Performing Laboratory

Integrated Genetics/Labcorp


Specimen Requirements

Volume Type Container Collect Temperature Transport Temperature Special Instructions
5 mLFluid, amnioticSterile container Ambient 

Minimum Specimen Requirements

Volume Type Container Collect Temperature Transport Temperature Special Instructions
3 mL     

Stability

Environmental Condition Description
Ambient5 days
Refrigerated5 days
FrozenUnacceptable

Days Performed

Mon - Fri

Turnaround Time

3 - 4 days

Methodology

Name Description
Fluorescent In-Situ Hybridization (FISH) 

Special Info

Do not centrifuge for any reason.

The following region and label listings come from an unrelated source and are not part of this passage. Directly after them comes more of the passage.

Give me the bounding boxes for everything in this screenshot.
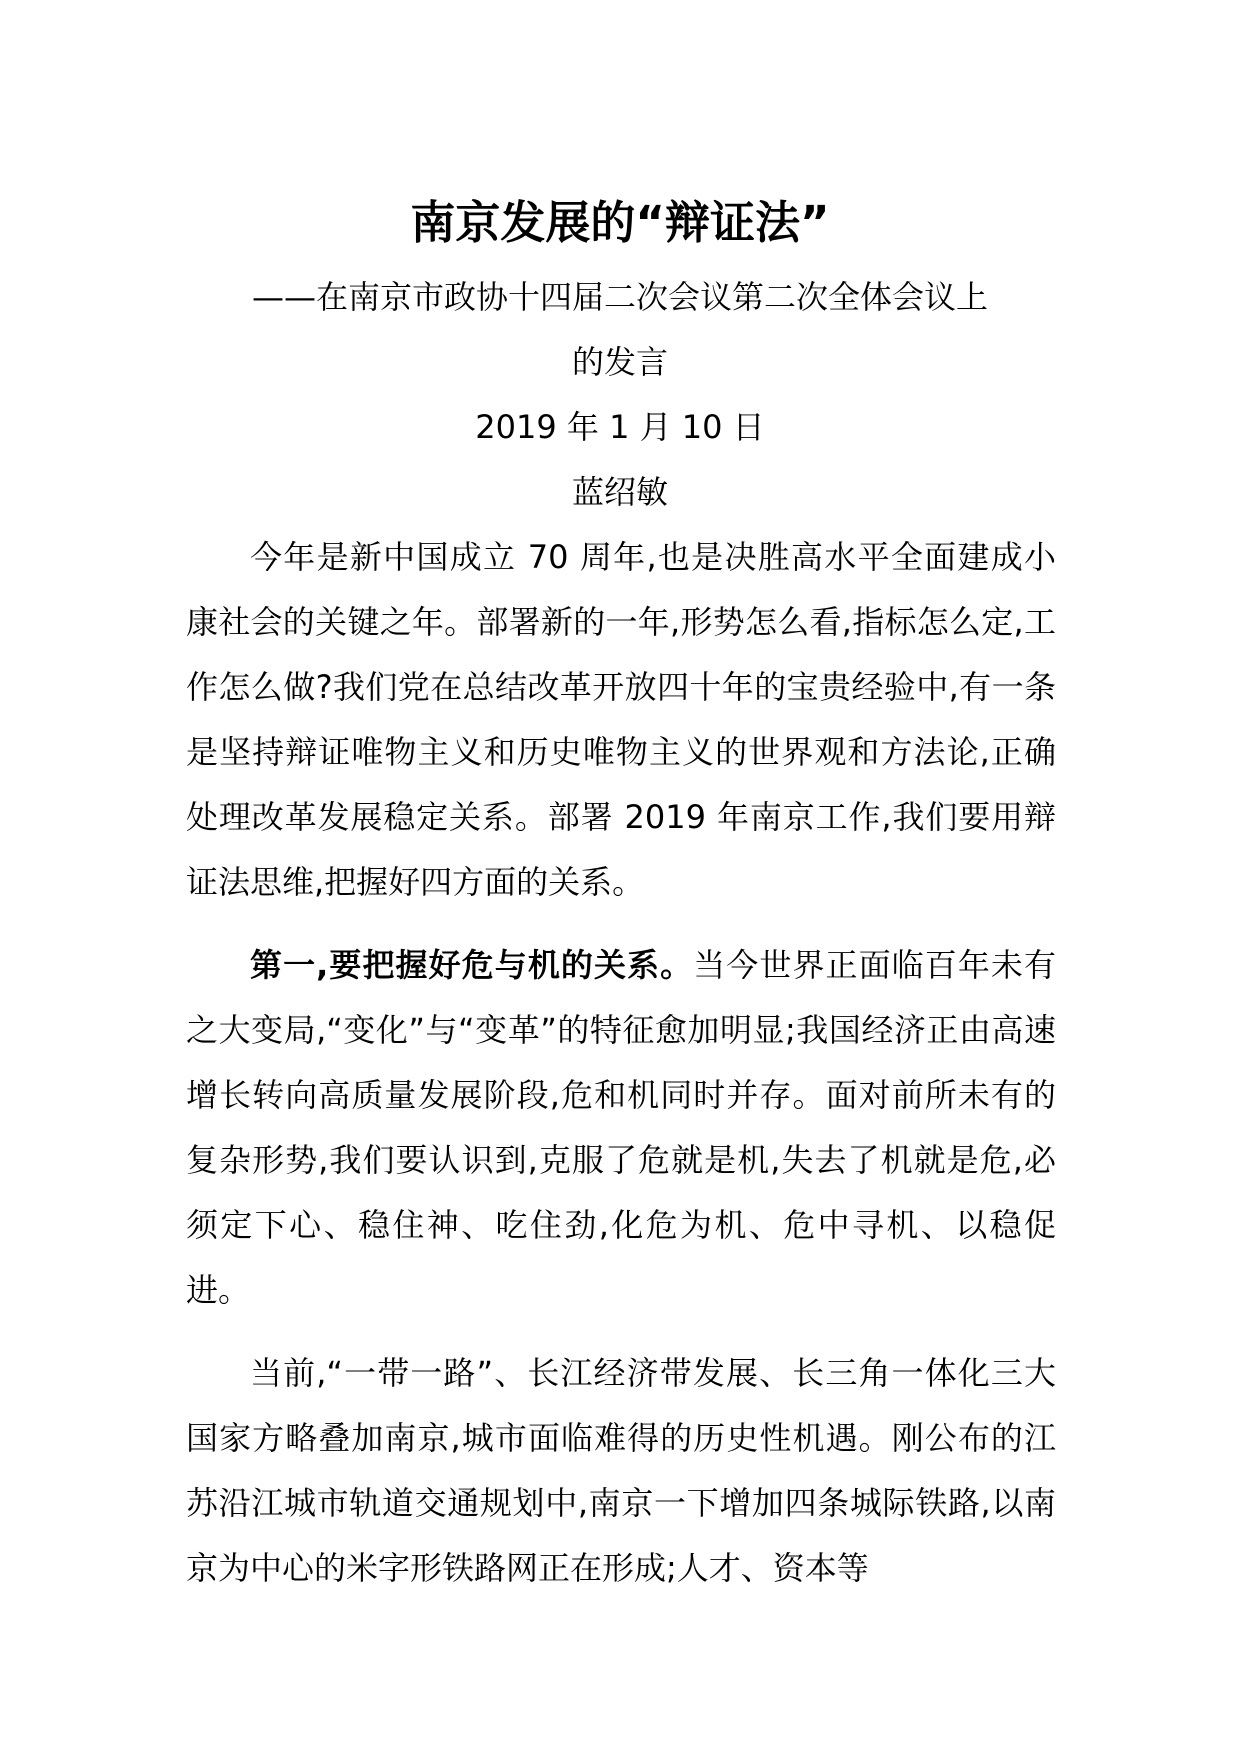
paragraph-2 (186, 933, 1056, 1323)
paragraph-3 (186, 1341, 1056, 1601)
paragraph-1 (186, 525, 1056, 915)
document-header-info (185, 265, 1055, 525)
document-date: 2019 年 1 月 10 日 (475, 408, 765, 446)
paragraph-text: 当今世界正面临百年未有之大变局,“变化”与“变革”的特征愈加明显;我国经济正由高速增长转向高质量发展阶段,危和机同时并存。面对前所未有的复杂形势,我们要认识到,克服了危就是机,失去了机就是危,必须定下心、稳住神、吃住劲,化危为机、危中寻机、以稳促进。 (186, 946, 1056, 1309)
subtitle-line-1: ——在南京市政协十四届二次会议第二次全体会议上 (251, 278, 988, 316)
subtitle-line-2: 的发言 (571, 343, 668, 381)
paragraph-lead: 第一,要把握好危与机的关系。 (250, 946, 694, 984)
document-title: 南京发展的“辩证法” (410, 196, 830, 249)
document-body (186, 525, 1056, 1601)
paragraph-text: 今年是新中国成立 70 周年,也是决胜高水平全面建成小康社会的关键之年。部署新的一年,形势怎么看,指标怎么定,工作怎么做?我们党在总结改革开放四十年的宝贵经验中,有一条是坚持辩证唯物主义和历史唯物主义的世界观和方法论,正确处理改革发展稳定关系。部署 2019 年南京工作,我们要用辩证法思维,把握好四方面的关系。 (186, 538, 1056, 901)
document-author: 蓝绍敏 (571, 473, 668, 511)
paragraph-text: 当前,“一带一路”、长江经济带发展、长三角一体化三大国家方略叠加南京,城市面临难得的历史性机遇。刚公布的江苏沿江城市轨道交通规划中,南京一下增加四条城际铁路,以南京为中心的米字形铁路网正在形成;人才、资本等 (186, 1354, 1056, 1587)
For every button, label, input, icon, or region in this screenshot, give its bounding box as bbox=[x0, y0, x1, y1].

It is standard of care that patients having InSight also have chromosome analysis performed to confirm InSight findings and to identify other abnormalities undetectable by InSight. Specimens which are frozen, low volume, hypocellular, submitted in fixative, glass containers or rubber stoppered tubes (rubber is toxic to amniocytes) will be rejected.

Clinical Info

Abnormality detected by ultrasound. Abnormal maternal serum screening results indicating increased risk for Down syndrome or trisomy 18. Late mid-trimester gestational age, i.e. >20-22 weeks. 3rd trimester high-risk pregnancy (to assist with delivery management decisions). Parental Robertsonian translocation involving chromosomes 13 or 21. Risk for X-linked disorder (sex determination). Because InSight provides only numeric information about chromosomes 13, 18, 21, X and Y, the results are preliminary. No irreversible therapeutic action should be initiated on the basis of InSight results alone. InSight cannot detect structural chromosome rearrangements, mosaicism, and other numeric abnormalities, which together account for one third of prenatally detectable chromosome abnormalities.